Slovenski etnografski muzej

Številka revije 
Etnolog 9/1 (1999)
Strani 
027-037
Članek v pdf obliki 
PDF icon Prenesi pdf datoteko (176.07 KB)

Violent Death in South Slavic Children's Folklore

Presence of the violent death motif in specific children's folklore texts can suggest the magic origin of the text itself. The evidences for this supposition are children's curses and children's incantations where death threat is one of the typical procedures. The good example for this is mockery of other nationality members (Vlah, Latin, Gypsy, e.g.,: "You, Latin, with a tail, you will die tomorrow").
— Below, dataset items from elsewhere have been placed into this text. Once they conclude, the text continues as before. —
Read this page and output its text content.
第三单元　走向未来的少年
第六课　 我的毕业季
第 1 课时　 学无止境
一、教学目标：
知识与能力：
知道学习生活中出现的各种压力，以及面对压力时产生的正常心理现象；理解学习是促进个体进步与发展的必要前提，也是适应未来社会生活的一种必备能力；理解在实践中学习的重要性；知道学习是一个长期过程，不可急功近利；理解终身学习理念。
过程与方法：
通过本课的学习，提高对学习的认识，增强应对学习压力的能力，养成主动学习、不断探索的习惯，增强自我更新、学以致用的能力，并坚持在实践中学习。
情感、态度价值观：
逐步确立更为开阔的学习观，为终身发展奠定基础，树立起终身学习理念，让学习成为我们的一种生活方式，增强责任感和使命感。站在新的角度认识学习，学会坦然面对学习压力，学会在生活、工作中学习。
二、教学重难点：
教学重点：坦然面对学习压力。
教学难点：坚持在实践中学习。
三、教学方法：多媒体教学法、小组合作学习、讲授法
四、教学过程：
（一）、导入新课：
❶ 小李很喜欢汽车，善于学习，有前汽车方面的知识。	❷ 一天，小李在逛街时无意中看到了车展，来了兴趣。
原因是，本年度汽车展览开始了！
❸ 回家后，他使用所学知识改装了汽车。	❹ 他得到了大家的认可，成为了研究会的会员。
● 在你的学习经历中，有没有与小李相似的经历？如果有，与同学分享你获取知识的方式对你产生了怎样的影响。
In an incantation rhyme, on the other hand, threatening to an animal is also typical of children folklore, e.g., in the text sung to a snail with an order to take out its horns: "You, snail, take out your horns, if you do not take them out, I will kill you with an axe on the green grass".There is no need proving that nursery rhymes are texts of magic origin, but the violent death motif is frequently found in other texts used by adults playing with children. This is true to the following motif from a Serbian-Croatian song: "The leaf/lap broke, the old woman went crazy, and killed all the children", where the old woman can be explained as one of the children's demons. The rhyme, "The wolfs will kill the mother in the field," followed by the prayer to a wolf not to kill the mother (for she is good, and she will give her baby milk) is different. It is important that perspective of killing is just a threat, as is a case in other children's texts of magic origin.
The death of an animal has a completely different status and it is rendered a natural act, even funny (e.g., "When they killed the goose, all the children cried, but after we ate it, we were all happy"). The "natural" death, as opposed to a "violent" one, is not found in the South Slavic children's folklore.
In the South Slavic languages violent death is most frequently expressed with the verbs "to slaughter" and "to strangle".